How to Set Up a Medicaid Asset Protection Trust in Maryland
Properly setting up a Medicaid Asset Protection Trust (MAPT) can ensure Medicaid doesn’t count assets against you when assessing if you qualify. Not following the right steps or setting up this trust early enough before applying could threaten your eligibility.
MAPTs are set up as irrevocable trusts, with our attorneys writing the declaration of trust documents. Grantors/applicants pick trustees, transfer asset ownership to trusts, and can’t change ownership once the trust is made If your assets are above limits for applying, you can put them in a trust instead of spending them down, but you typically must do so at least 5 years before applying.
For a free and confidential case review from Rice Law, call our Maryland wills and estate planning lawyers today at (410) 694-7291.
How Can You Set Up a Medicaid Asset Protection Trust in Maryland?
Medicaid Asset Protection Trusts can house assets and stop them from being counted as resources for Medicaid eligibility. Our attorneys can help you set up a MAPT by writing a declaration of trust document and transferring the necessary assets into the trust.
In a declaration of trust document, the grantor (you) transfers ownership to the trust. MAPTs are typically irrevocable, meaning it is very challenging to undo transfers.
When making a trust, you choose the trustee to manage it, like a close relative or adult child. Your spouse cannot be the trustee of your MAPT.
The goal of Medicaid Asset Protection Trusts is to avoid “spending down.” This is the process of depleting your savings or using assets to pay for healthcare expenses so you become eligible for Medicaid. In general, seniors looking to qualify for regular Medicaid need income under $350 per month and assets limited to $2,500.
If you don’t put assets into a MAPT, you might have to spend them until you are under the limits to get Medicaid. If we instead set up a MAPT according to the rules for irrevocable trusts, assets in it won’t count against you for Medicaid eligibility.
If you do spend down assets, you must spend that money on qualifying medical care; you cannot just give money away so you meet standards.
You can still benefit from assets in your MAPT, such as getting income from your investments. We can structure the MAPT to pay you but keep you below income and asset limits for Medicaid eligibility.
When Should You Set Up a Medicaid Trust in Maryland?
Planning ahead will let you use a MAPT to its full effectiveness. Our Baltimore wills and estate planning lawyers can create your Medicaid Trust at least five years before you apply for Medicaid, if not earlier, to avoid penalties.
Medicaid’s “look-back period” begins when you apply for benefits. Asset transfers or gifts made during the five years before applying might be scrutinized.
Though you can plan in advance using a MAPT, doing so too close to when you apply for benefits could be seen as you trying to game the system by hiding assets you could have used to pay for healthcare expenses.

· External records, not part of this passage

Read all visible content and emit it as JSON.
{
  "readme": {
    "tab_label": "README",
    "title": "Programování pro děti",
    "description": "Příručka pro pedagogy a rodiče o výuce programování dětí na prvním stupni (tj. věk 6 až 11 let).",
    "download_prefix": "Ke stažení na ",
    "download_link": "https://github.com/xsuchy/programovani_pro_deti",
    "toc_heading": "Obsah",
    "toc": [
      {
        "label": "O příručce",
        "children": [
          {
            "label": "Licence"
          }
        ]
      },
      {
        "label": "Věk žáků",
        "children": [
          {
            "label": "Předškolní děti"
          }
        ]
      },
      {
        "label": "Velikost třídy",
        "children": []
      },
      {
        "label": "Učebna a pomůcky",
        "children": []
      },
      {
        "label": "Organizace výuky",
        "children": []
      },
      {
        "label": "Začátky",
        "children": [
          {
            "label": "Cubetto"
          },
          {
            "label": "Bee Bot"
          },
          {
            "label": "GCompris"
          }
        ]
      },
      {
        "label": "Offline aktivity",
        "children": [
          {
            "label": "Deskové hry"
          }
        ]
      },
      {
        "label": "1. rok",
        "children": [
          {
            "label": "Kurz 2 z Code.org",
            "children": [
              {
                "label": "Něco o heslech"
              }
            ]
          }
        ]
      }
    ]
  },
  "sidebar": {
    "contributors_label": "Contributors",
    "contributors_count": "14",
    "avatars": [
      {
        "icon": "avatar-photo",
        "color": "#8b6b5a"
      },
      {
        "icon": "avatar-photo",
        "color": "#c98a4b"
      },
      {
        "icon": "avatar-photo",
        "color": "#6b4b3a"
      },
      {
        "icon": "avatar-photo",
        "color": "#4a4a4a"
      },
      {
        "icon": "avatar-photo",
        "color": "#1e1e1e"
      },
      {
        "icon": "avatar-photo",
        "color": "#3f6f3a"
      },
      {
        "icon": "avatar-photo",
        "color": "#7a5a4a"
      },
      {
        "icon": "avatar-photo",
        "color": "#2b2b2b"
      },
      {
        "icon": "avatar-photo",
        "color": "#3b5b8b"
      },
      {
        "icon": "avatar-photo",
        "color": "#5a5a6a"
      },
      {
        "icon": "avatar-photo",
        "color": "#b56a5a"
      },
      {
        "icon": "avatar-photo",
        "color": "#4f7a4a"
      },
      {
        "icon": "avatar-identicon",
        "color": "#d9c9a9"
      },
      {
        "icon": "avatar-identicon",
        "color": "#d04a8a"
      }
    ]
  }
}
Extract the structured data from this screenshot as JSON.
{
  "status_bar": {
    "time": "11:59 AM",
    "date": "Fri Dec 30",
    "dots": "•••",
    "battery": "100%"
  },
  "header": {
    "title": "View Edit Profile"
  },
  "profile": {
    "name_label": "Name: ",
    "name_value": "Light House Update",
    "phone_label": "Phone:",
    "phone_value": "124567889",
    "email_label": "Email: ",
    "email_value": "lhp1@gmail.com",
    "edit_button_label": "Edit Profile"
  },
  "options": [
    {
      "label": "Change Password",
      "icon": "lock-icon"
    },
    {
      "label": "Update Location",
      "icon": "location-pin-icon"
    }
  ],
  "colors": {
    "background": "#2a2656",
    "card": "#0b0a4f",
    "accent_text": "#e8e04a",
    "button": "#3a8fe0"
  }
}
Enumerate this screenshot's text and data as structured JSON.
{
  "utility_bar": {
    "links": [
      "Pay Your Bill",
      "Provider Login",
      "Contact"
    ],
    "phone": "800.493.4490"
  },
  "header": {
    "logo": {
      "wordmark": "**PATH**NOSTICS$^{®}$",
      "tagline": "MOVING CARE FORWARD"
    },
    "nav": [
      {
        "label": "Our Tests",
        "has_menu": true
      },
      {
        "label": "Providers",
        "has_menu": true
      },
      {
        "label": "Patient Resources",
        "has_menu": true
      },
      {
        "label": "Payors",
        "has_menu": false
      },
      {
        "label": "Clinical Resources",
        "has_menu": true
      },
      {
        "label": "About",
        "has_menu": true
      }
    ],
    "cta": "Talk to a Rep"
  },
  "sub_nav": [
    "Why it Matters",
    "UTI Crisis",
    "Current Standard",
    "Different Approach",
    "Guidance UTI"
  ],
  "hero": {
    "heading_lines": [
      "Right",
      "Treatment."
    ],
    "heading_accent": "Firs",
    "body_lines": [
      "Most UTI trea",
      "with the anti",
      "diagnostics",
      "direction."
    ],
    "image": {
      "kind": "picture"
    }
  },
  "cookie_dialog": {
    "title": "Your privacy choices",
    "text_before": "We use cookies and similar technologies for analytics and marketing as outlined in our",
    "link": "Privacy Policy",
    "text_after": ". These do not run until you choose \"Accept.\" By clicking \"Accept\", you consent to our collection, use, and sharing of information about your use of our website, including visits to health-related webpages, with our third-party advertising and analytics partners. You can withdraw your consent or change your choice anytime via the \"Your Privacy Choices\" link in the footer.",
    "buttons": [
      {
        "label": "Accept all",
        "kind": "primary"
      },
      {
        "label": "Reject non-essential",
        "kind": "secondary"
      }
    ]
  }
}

Because of the five-year look-back period, you should set up your MAPT long before you apply for Medicaid, particularly if you apply for nursing home services. Otherwise, you could be deemed ineligible for an indefinite period.
Remember, MAPTs are irrevocable trusts. If you place assets into one, apply for Medicaid too soon, and are denied, you might be unable to access those assets to help pay for your healthcare expenses.

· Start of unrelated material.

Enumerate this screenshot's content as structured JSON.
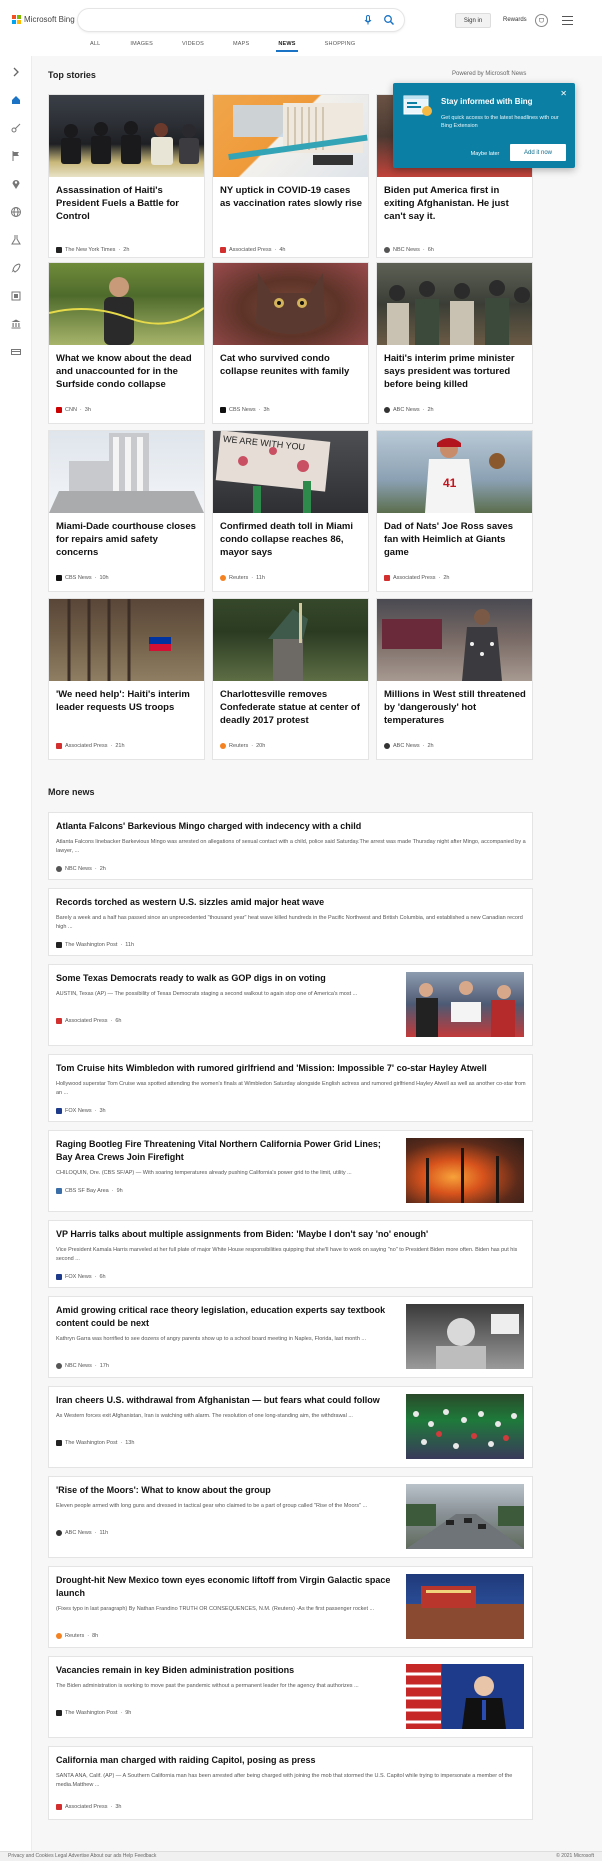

Some transfers are exempt from the look-back rule, like transfers to your spouse, a child with a permanent disability, or a caregiver child. Penalties are sometimes waived if imposing them would cause undue hardship, like if a Medicaid applicant no longer has access to any meaningful resources after putting them in a MAPT.

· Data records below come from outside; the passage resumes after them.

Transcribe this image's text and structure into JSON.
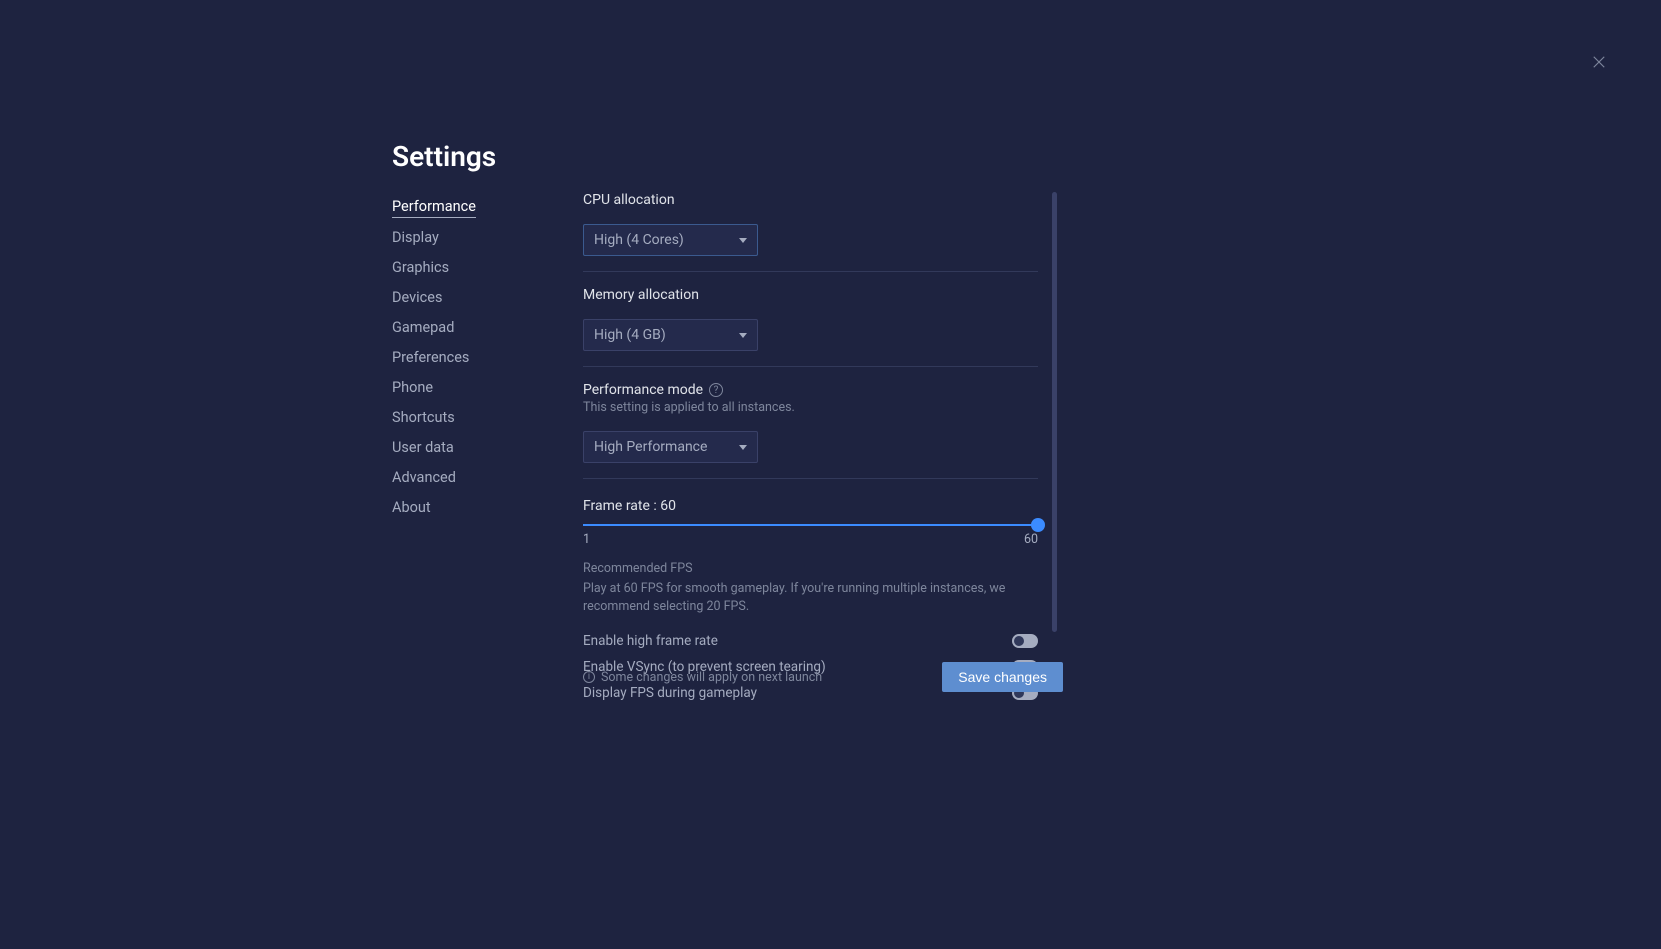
{
  "title": "Settings",
  "sidebar": {
    "items": [
      {
        "label": "Performance",
        "active": true
      },
      {
        "label": "Display"
      },
      {
        "label": "Graphics"
      },
      {
        "label": "Devices"
      },
      {
        "label": "Gamepad"
      },
      {
        "label": "Preferences"
      },
      {
        "label": "Phone"
      },
      {
        "label": "Shortcuts"
      },
      {
        "label": "User data"
      },
      {
        "label": "Advanced"
      },
      {
        "label": "About"
      }
    ]
  },
  "cpu": {
    "label": "CPU allocation",
    "value": "High (4 Cores)"
  },
  "memory": {
    "label": "Memory allocation",
    "value": "High (4 GB)"
  },
  "perfmode": {
    "label": "Performance mode",
    "sublabel": "This setting is applied to all instances.",
    "value": "High Performance"
  },
  "framerate": {
    "label_prefix": "Frame rate : ",
    "value": "60",
    "min": "1",
    "max": "60",
    "reco_title": "Recommended FPS",
    "reco_body": "Play at 60 FPS for smooth gameplay. If you're running multiple instances, we recommend selecting 20 FPS."
  },
  "toggles": {
    "high_fps": "Enable high frame rate",
    "vsync": "Enable VSync (to prevent screen tearing)",
    "display_fps": "Display FPS during gameplay"
  },
  "footer": {
    "note": "Some changes will apply on next launch",
    "save": "Save changes"
  }
}
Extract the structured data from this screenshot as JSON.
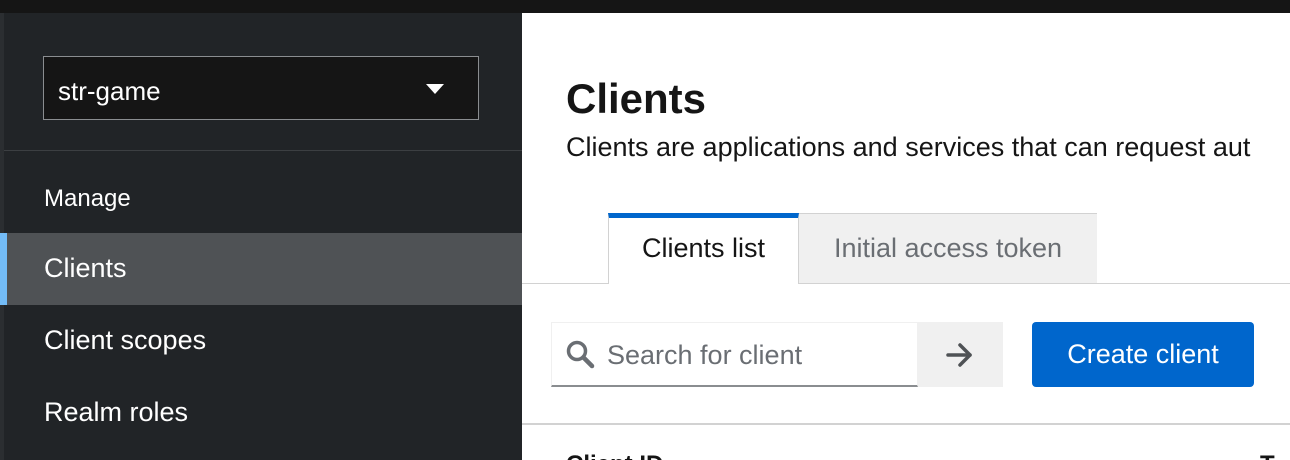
{
  "realm_selector": {
    "value": "str-game"
  },
  "sidebar": {
    "section_label": "Manage",
    "items": [
      {
        "label": "Clients",
        "active": true
      },
      {
        "label": "Client scopes",
        "active": false
      },
      {
        "label": "Realm roles",
        "active": false
      }
    ]
  },
  "page": {
    "title": "Clients",
    "description": "Clients are applications and services that can request aut"
  },
  "tabs": [
    {
      "label": "Clients list",
      "active": true
    },
    {
      "label": "Initial access token",
      "active": false
    }
  ],
  "toolbar": {
    "search_placeholder": "Search for client",
    "create_label": "Create client"
  },
  "table": {
    "columns": [
      "Client ID",
      "T"
    ]
  },
  "colors": {
    "sidebar_bg": "#212427",
    "active_nav_bg": "#4f5255",
    "active_nav_accent": "#73bcf7",
    "primary": "#0066cc"
  },
  "icons": {
    "realm_caret": "caret-down-icon",
    "search": "search-icon",
    "search_go": "arrow-right-icon"
  }
}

What Assets Can You Put in a Medicaid Asset Protection Trust in Maryland?
You can put virtually any countable assets into a Medicaid Asset Protection Trust to avoid spending down your cash or assets to qualify for Medicaid.
Medicaid typically doesn’t view primary residences as countable assets, so there’s usually no need to put your home into a MAPT. Additionally, Medicaid lets you exempt one car on top of many household and personal items.
Countable assets we can put into MAPTs include rental properties or second homes, cash, bank accounts, stocks, bonds, and investments. When setting up a MAPT and reviewing your different assets, we’ll also dictate how the trustee should handle them. This trustee will be responsible for making distributions from the trust to you and other beneficiaries .
By putting your assets into a MAPT before applying for Medicaid, you not only avoid spending them down but also bypass probate. When you die and leave an inheritance through a will, it goes to court and is taxed. A trust can leave assets to your beneficiaries .
The founding documents can dictate who the MAPT goes to after you pass.